There is evidence that stimuli-induced IL-10 production requires CREB/ATF1 activation (37). Surprisingly, we found that the basal IL-10 production could not be reduced by inhibition of the p38-CREB/ATF1 pathway. However, LPS-induced IL-10 secretion was sensitive to inhibition of this pathway. This suggests that there are differential requirements for p38-CREB/ATF1 in the transcriptional regulation of IL-10 under basal versus stimulated conditions. It is pertinent to note that although the level of CREB/ATF1 phosphorylation in Nrf2−/− iDCs under basal conditions is comparable with that in LPS-stimulated iDCs, the amount of IL-10 secreted basally is only half of that in LPS-stimulated iDCs. This indicates that CREB/ATF1 phosphorylation alone is not sufficient for IL-10 synthesis. To test the direct functional consequence of increased CREB/ATF1 phosphorylation in Nrf2−/− iDCs, other readouts of CREB/ATF1 function such as levels of Bcl2 (47) or degree of cell survival could be measured.

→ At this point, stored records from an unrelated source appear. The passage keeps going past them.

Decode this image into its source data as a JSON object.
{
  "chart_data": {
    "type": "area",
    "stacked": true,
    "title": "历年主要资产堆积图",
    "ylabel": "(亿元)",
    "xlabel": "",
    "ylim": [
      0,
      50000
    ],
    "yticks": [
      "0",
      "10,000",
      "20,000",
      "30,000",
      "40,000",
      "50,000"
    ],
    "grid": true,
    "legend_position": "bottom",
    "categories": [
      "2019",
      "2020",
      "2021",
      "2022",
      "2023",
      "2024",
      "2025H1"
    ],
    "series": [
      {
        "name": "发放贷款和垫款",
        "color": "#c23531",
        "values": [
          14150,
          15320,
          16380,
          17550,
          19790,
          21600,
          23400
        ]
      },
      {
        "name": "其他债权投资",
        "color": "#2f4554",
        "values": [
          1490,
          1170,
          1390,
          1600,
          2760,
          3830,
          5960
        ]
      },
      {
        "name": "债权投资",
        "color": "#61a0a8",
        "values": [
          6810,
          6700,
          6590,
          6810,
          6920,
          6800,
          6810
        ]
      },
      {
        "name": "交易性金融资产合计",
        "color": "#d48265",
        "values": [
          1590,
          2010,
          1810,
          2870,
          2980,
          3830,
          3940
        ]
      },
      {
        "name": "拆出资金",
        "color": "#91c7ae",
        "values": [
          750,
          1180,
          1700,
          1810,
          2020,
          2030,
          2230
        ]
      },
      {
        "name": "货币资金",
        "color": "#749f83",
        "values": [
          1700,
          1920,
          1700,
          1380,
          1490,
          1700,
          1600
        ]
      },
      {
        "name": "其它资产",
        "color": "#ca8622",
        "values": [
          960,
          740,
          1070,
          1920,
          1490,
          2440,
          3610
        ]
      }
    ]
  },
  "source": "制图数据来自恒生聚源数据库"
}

Transactivation by CREB/ATF1 requires its association with cofactors such as CREB binding protein (CBP) (48). There are data demonstrating that availability of cellular CBP is limited and that CBP is also utilized by other transcription factors, including Nrf2 and NF-κB (49). It is therefore suggested that Nrf2 and NF-κB (in addition to CREB) compete for the available CBP (50–52). In the absence of Nrf2, more CBP is available for use by NF-κB and CREB. This could partly explain the increased levels of a number of genes transcribed by these transcription factors in Nrf2−/− iDCs (53, 54). A candidate gene product of Nrf2 transactivation that could potentially account for the influence of Nrf2 in DC function and intracellular signaling is HO-1. Our results indicate that HO-1 activity is required to maintain iDC phenotype and prevent basal hyperphosphorylation of CREB/ATF. Evidence implicating HO-1 in modulating DC maturation comes from studies that demonstrate inhibition of activation-induced DC maturation when HO-1 is overexpressed (25). The molecular mechanism/s through which HO-1 modulates CREB/ATF1 phosphorylation and DC maturation are unclear and is the focus of our ongoing investigations. Our data, in conjunction with other studies, suggest that Nrf2 activity can affect cell signaling both at the level of p38-CREB/ATF1 and at the level of transcriptional cofactors (i.e. CBP).

In summary, our data implicates p38 MAPK-CREB/ATF1 axis as a key signaling pathway that is regulated by Nrf2 in DCs. The molecules within this pathway, as well as HO-1, could represent targets for pharmacological intervention in disease states that arise from dysregulated Nrf2 function.